Naoko Tanaka ist, wie Sie vielleicht wissen, in Japan aufgewachsen; sie studierte in Tokio Bildende Kunst und Malerei, ehe sie Ende der 1990er Jahre als Stipendiatin der Kunstakademie Düsseldorf nach Deutschland kam. Hier gründete sie zusammen mit dem Choreographen Morgan Nardi das Künstlerkollektiv Ludica, das in den folgend. Jahren zahlreiche Performances und Tanzinstallationen realisierte.

Die Scheinwerferin: Ein neues Format „Die Scheinwerferin“, vor mehr als sechs Jahren uraufgeführt, ist Tanakas erstes Solostück.     

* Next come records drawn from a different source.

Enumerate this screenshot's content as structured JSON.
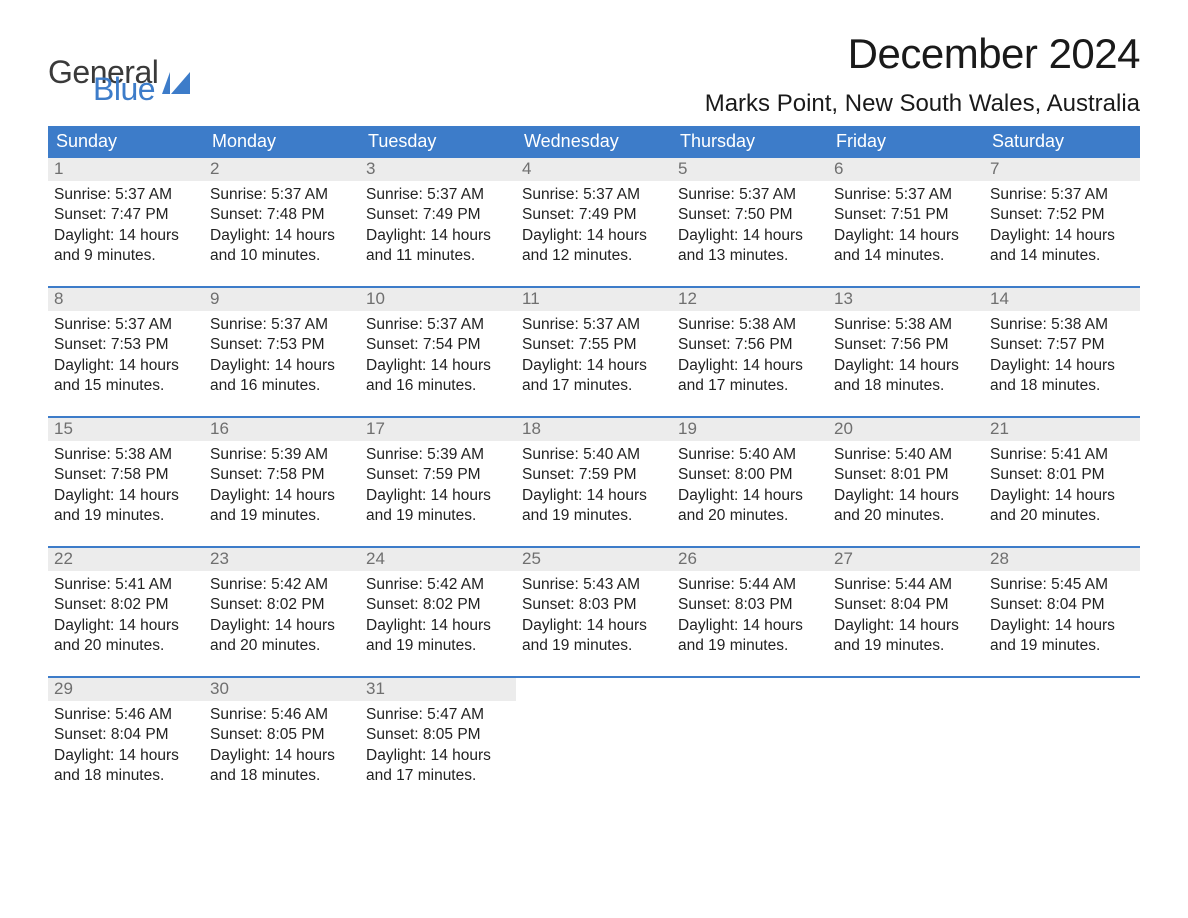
{
  "logo": {
    "general": "General",
    "blue": "Blue"
  },
  "title": "December 2024",
  "location": "Marks Point, New South Wales, Australia",
  "colors": {
    "brand_blue": "#3d7cc9",
    "header_bg": "#3d7cc9",
    "header_text": "#ffffff",
    "daynum_bg": "#ececec",
    "daynum_text": "#6f6f6f",
    "body_text": "#222222",
    "page_bg": "#ffffff"
  },
  "day_names": [
    "Sunday",
    "Monday",
    "Tuesday",
    "Wednesday",
    "Thursday",
    "Friday",
    "Saturday"
  ],
  "weeks": [
    [
      {
        "n": "1",
        "sunrise": "Sunrise: 5:37 AM",
        "sunset": "Sunset: 7:47 PM",
        "dl1": "Daylight: 14 hours",
        "dl2": "and 9 minutes."
      },
      {
        "n": "2",
        "sunrise": "Sunrise: 5:37 AM",
        "sunset": "Sunset: 7:48 PM",
        "dl1": "Daylight: 14 hours",
        "dl2": "and 10 minutes."
      },
      {
        "n": "3",
        "sunrise": "Sunrise: 5:37 AM",
        "sunset": "Sunset: 7:49 PM",
        "dl1": "Daylight: 14 hours",
        "dl2": "and 11 minutes."
      },
      {
        "n": "4",
        "sunrise": "Sunrise: 5:37 AM",
        "sunset": "Sunset: 7:49 PM",
        "dl1": "Daylight: 14 hours",
        "dl2": "and 12 minutes."
      },
      {
        "n": "5",
        "sunrise": "Sunrise: 5:37 AM",
        "sunset": "Sunset: 7:50 PM",
        "dl1": "Daylight: 14 hours",
        "dl2": "and 13 minutes."
      },
      {
        "n": "6",
        "sunrise": "Sunrise: 5:37 AM",
        "sunset": "Sunset: 7:51 PM",
        "dl1": "Daylight: 14 hours",
        "dl2": "and 14 minutes."
      },
      {
        "n": "7",
        "sunrise": "Sunrise: 5:37 AM",
        "sunset": "Sunset: 7:52 PM",
        "dl1": "Daylight: 14 hours",
        "dl2": "and 14 minutes."
      }
    ],
    [
      {
        "n": "8",
        "sunrise": "Sunrise: 5:37 AM",
        "sunset": "Sunset: 7:53 PM",
        "dl1": "Daylight: 14 hours",
        "dl2": "and 15 minutes."
      },
      {
        "n": "9",
        "sunrise": "Sunrise: 5:37 AM",
        "sunset": "Sunset: 7:53 PM",
        "dl1": "Daylight: 14 hours",
        "dl2": "and 16 minutes."
      },
      {
        "n": "10",
        "sunrise": "Sunrise: 5:37 AM",
        "sunset": "Sunset: 7:54 PM",
        "dl1": "Daylight: 14 hours",
        "dl2": "and 16 minutes."
      },
      {
        "n": "11",
        "sunrise": "Sunrise: 5:37 AM",
        "sunset": "Sunset: 7:55 PM",
        "dl1": "Daylight: 14 hours",
        "dl2": "and 17 minutes."
      },
      {
        "n": "12",
        "sunrise": "Sunrise: 5:38 AM",
        "sunset": "Sunset: 7:56 PM",
        "dl1": "Daylight: 14 hours",
        "dl2": "and 17 minutes."
      },
      {
        "n": "13",
        "sunrise": "Sunrise: 5:38 AM",
        "sunset": "Sunset: 7:56 PM",
        "dl1": "Daylight: 14 hours",
        "dl2": "and 18 minutes."
      },
      {
        "n": "14",
        "sunrise": "Sunrise: 5:38 AM",
        "sunset": "Sunset: 7:57 PM",
        "dl1": "Daylight: 14 hours",
        "dl2": "and 18 minutes."
      }
    ],
    [
      {
        "n": "15",
        "sunrise": "Sunrise: 5:38 AM",
        "sunset": "Sunset: 7:58 PM",
        "dl1": "Daylight: 14 hours",
        "dl2": "and 19 minutes."
      },
      {
        "n": "16",
        "sunrise": "Sunrise: 5:39 AM",
        "sunset": "Sunset: 7:58 PM",
        "dl1": "Daylight: 14 hours",
        "dl2": "and 19 minutes."
      },
      {
        "n": "17",
        "sunrise": "Sunrise: 5:39 AM",
        "sunset": "Sunset: 7:59 PM",
        "dl1": "Daylight: 14 hours",
        "dl2": "and 19 minutes."
      },
      {
        "n": "18",
        "sunrise": "Sunrise: 5:40 AM",
        "sunset": "Sunset: 7:59 PM",
        "dl1": "Daylight: 14 hours",
        "dl2": "and 19 minutes."
      },
      {
        "n": "19",
        "sunrise": "Sunrise: 5:40 AM",
        "sunset": "Sunset: 8:00 PM",
        "dl1": "Daylight: 14 hours",
        "dl2": "and 20 minutes."
      },
      {
        "n": "20",
        "sunrise": "Sunrise: 5:40 AM",
        "sunset": "Sunset: 8:01 PM",
        "dl1": "Daylight: 14 hours",
        "dl2": "and 20 minutes."
      },
      {
        "n": "21",
        "sunrise": "Sunrise: 5:41 AM",
        "sunset": "Sunset: 8:01 PM",
        "dl1": "Daylight: 14 hours",
        "dl2": "and 20 minutes."
      }
    ],
    [
      {
        "n": "22",
        "sunrise": "Sunrise: 5:41 AM",
        "sunset": "Sunset: 8:02 PM",
        "dl1": "Daylight: 14 hours",
        "dl2": "and 20 minutes."
      },
      {
        "n": "23",
        "sunrise": "Sunrise: 5:42 AM",
        "sunset": "Sunset: 8:02 PM",
        "dl1": "Daylight: 14 hours",
        "dl2": "and 20 minutes."
      },
      {
        "n": "24",
        "sunrise": "Sunrise: 5:42 AM",
        "sunset": "Sunset: 8:02 PM",
        "dl1": "Daylight: 14 hours",
        "dl2": "and 19 minutes."
      },
      {
        "n": "25",
        "sunrise": "Sunrise: 5:43 AM",
        "sunset": "Sunset: 8:03 PM",
        "dl1": "Daylight: 14 hours",
        "dl2": "and 19 minutes."
      },
      {
        "n": "26",
        "sunrise": "Sunrise: 5:44 AM",
        "sunset": "Sunset: 8:03 PM",
        "dl1": "Daylight: 14 hours",
        "dl2": "and 19 minutes."
      },
      {
        "n": "27",
        "sunrise": "Sunrise: 5:44 AM",
        "sunset": "Sunset: 8:04 PM",
        "dl1": "Daylight: 14 hours",
        "dl2": "and 19 minutes."
      },
      {
        "n": "28",
        "sunrise": "Sunrise: 5:45 AM",
        "sunset": "Sunset: 8:04 PM",
        "dl1": "Daylight: 14 hours",
        "dl2": "and 19 minutes."
      }
    ],
    [
      {
        "n": "29",
        "sunrise": "Sunrise: 5:46 AM",
        "sunset": "Sunset: 8:04 PM",
        "dl1": "Daylight: 14 hours",
        "dl2": "and 18 minutes."
      },
      {
        "n": "30",
        "sunrise": "Sunrise: 5:46 AM",
        "sunset": "Sunset: 8:05 PM",
        "dl1": "Daylight: 14 hours",
        "dl2": "and 18 minutes."
      },
      {
        "n": "31",
        "sunrise": "Sunrise: 5:47 AM",
        "sunset": "Sunset: 8:05 PM",
        "dl1": "Daylight: 14 hours",
        "dl2": "and 17 minutes."
      },
      {
        "n": "",
        "sunrise": "",
        "sunset": "",
        "dl1": "",
        "dl2": ""
      },
      {
        "n": "",
        "sunrise": "",
        "sunset": "",
        "dl1": "",
        "dl2": ""
      },
      {
        "n": "",
        "sunrise": "",
        "sunset": "",
        "dl1": "",
        "dl2": ""
      },
      {
        "n": "",
        "sunrise": "",
        "sunset": "",
        "dl1": "",
        "dl2": ""
      }
    ]
  ]
}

Mit dieser Arbeit hat sie etwas geschafft, was nur wenigen Künstlerinnen und Künstlern gelingt: Sie hat – das kann man wohl ohne Übertreibung sagen – ein eigenes Format begründet, das Elemente aus der bildenden Kunst, aus dem Theater und dem zeitgenössischen Tanz auf eine ganz besondere Weise kombiniert. 

Damit wurde Naoko Tanaka nicht nur hierzulande bekannt, sondern erlangte auch internationale Aufmerksamkeit: Gastspiele führten sie nach Japan, Serbien und in die Schweiz, nach Rumänien, Portugal, Frankreich und in viele andere Länder.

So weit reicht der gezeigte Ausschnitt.